Com o projeto “No Filtro”, Kemmy admite que se descobriu ainda mais como ser humano e artista. Inspirada no pai poeta, várias vezes premiado no Festival de Música e Poesia de Paranavaí (Femup), ganhou coragem para escrever poemas e publicá-los com seus desenhos. “Desanimei muitas vezes e tive bloqueios criativos, uma descrença no que faço. Mas foram nesses momentos difíceis que encontrei pessoas me apoiando e falando para eu não desistir. Uma frase que sempre trago comigo é do Vinicius de Moraes: ‘A arte não ama os covardes’. É bem isso. Quem vive neste mundo precisa de coragem para se arriscar e amar o que faz”, defende.
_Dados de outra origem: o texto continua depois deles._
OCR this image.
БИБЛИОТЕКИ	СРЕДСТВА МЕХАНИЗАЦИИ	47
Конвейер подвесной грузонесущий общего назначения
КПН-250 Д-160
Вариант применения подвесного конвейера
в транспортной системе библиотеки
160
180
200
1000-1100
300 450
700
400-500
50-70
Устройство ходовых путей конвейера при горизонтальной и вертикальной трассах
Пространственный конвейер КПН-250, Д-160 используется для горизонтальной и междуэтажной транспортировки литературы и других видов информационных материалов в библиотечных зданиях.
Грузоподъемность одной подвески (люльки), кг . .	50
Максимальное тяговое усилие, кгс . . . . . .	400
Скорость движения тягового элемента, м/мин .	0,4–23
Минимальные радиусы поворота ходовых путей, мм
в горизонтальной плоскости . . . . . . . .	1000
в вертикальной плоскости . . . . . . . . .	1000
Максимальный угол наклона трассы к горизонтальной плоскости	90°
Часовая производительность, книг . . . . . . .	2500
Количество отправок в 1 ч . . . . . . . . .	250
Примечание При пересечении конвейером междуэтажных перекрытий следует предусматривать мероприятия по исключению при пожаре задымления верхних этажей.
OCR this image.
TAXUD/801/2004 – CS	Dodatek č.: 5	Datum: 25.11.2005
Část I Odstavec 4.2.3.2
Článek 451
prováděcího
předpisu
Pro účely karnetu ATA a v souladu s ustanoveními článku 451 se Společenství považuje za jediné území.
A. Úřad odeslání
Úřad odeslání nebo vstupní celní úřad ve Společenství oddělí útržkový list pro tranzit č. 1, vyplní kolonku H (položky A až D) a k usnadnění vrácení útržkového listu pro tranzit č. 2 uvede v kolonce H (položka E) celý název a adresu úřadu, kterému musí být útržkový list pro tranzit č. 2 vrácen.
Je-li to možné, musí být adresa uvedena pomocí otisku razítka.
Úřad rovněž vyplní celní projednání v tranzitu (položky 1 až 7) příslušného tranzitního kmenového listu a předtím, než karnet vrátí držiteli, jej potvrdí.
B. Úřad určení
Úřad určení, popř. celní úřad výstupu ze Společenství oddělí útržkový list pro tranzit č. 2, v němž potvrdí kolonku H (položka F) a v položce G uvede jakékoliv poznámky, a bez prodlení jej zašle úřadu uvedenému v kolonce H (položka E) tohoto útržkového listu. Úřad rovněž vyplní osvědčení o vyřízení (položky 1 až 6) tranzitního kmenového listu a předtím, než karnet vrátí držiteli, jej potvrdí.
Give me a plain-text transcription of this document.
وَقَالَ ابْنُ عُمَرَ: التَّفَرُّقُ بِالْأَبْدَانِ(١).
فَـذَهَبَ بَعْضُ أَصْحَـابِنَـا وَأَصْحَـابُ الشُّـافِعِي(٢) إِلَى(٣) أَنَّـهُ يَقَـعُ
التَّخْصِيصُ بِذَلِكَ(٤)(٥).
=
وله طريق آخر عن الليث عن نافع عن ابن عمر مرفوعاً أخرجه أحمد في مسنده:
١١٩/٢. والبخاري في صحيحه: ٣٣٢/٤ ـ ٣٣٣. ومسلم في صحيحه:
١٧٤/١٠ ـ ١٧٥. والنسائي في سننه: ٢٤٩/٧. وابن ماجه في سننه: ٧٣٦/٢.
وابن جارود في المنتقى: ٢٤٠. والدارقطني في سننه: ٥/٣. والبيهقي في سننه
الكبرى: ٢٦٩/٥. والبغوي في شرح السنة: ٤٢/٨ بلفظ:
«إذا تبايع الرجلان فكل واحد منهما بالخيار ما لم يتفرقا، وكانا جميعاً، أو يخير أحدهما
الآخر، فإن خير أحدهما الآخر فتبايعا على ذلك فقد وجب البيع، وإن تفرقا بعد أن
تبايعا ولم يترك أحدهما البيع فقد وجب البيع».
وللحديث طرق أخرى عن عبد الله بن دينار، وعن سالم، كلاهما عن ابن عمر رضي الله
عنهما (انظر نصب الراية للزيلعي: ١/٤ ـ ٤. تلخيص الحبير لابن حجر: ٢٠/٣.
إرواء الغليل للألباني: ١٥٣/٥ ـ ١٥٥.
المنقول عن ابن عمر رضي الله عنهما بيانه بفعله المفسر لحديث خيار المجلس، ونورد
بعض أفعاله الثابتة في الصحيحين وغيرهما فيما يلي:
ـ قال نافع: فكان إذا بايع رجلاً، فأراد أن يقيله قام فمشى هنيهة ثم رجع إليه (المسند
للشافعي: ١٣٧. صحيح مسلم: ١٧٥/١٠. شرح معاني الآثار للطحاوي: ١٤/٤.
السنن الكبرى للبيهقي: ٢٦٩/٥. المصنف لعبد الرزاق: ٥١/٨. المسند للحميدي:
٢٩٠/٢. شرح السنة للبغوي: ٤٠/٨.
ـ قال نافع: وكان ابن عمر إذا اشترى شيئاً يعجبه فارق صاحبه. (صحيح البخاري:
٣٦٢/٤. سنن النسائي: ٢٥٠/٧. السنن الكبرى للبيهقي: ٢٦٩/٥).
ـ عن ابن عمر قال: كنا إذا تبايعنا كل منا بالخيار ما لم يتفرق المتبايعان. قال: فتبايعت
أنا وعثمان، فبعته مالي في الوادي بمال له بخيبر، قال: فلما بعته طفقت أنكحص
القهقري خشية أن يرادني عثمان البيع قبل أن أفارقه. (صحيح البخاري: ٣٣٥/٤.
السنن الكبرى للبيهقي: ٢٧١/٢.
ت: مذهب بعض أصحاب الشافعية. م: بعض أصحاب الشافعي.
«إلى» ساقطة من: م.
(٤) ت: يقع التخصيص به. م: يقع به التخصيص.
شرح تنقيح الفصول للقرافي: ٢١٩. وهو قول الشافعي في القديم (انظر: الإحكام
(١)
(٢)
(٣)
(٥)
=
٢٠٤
Trabalho inspirado em imagem e frase de Charles Bukowski (Foto: Kemmy Fukita)

“Eu o admiro muito, tanto que um dos meus poemas prediletos é ‘O Pássaro Azul’” (Foto: Kemmy Fukita)

Além de artista, Kemmy Fukita é estudante de moda. Perto de se graduar, não pensa em atuar como estilista. Quer trabalhar com ilustração de moda, se desvinculando da criação de roupas. “Quero futuramente conciliar a ilustração de moda com o aspecto social, pouco valorizado”, confidencia. Sem nunca ter estudado desenho, Kemmy é autodidata, porém acredita que o curso de moda a ajudou a desenvolver habilidades específicas, como se aperfeiçoar no desenho de mãos e pés.

A primeira experiência desenhando foi aos 13 anos, quando decidiu reproduzir os personagens da Turma da Mônica, de Mauricio de Sousa. “Só que não eram tão realistas. Ao longo dos anos fui testando outros materiais além do papel comum. Tive a ideia de pintar desenhos minúsculos em hashi e deu certo. Também fiz isso em pratinhos de papelão, usando tinta guache e palitinhos de dente. Eu era revoltada com pincéis”, conta rindo.

A página “No Filtro”, criada por Kemmy em 2015, se aproxima dos nove mil seguidores. A ilustradora justifica que a crescente popularidade é resultado da divulgação de um de seus trabalhos em uma página de música do Facebook. “E também a uma encomenda feita pelo presidente da Fundação Cultural de Paranavaí, Amauri Martineli. Tudo isso foi de grande importância e eu não esperava, nem tinha noção de que tantas pessoas valorizariam a minha arte”, comemora.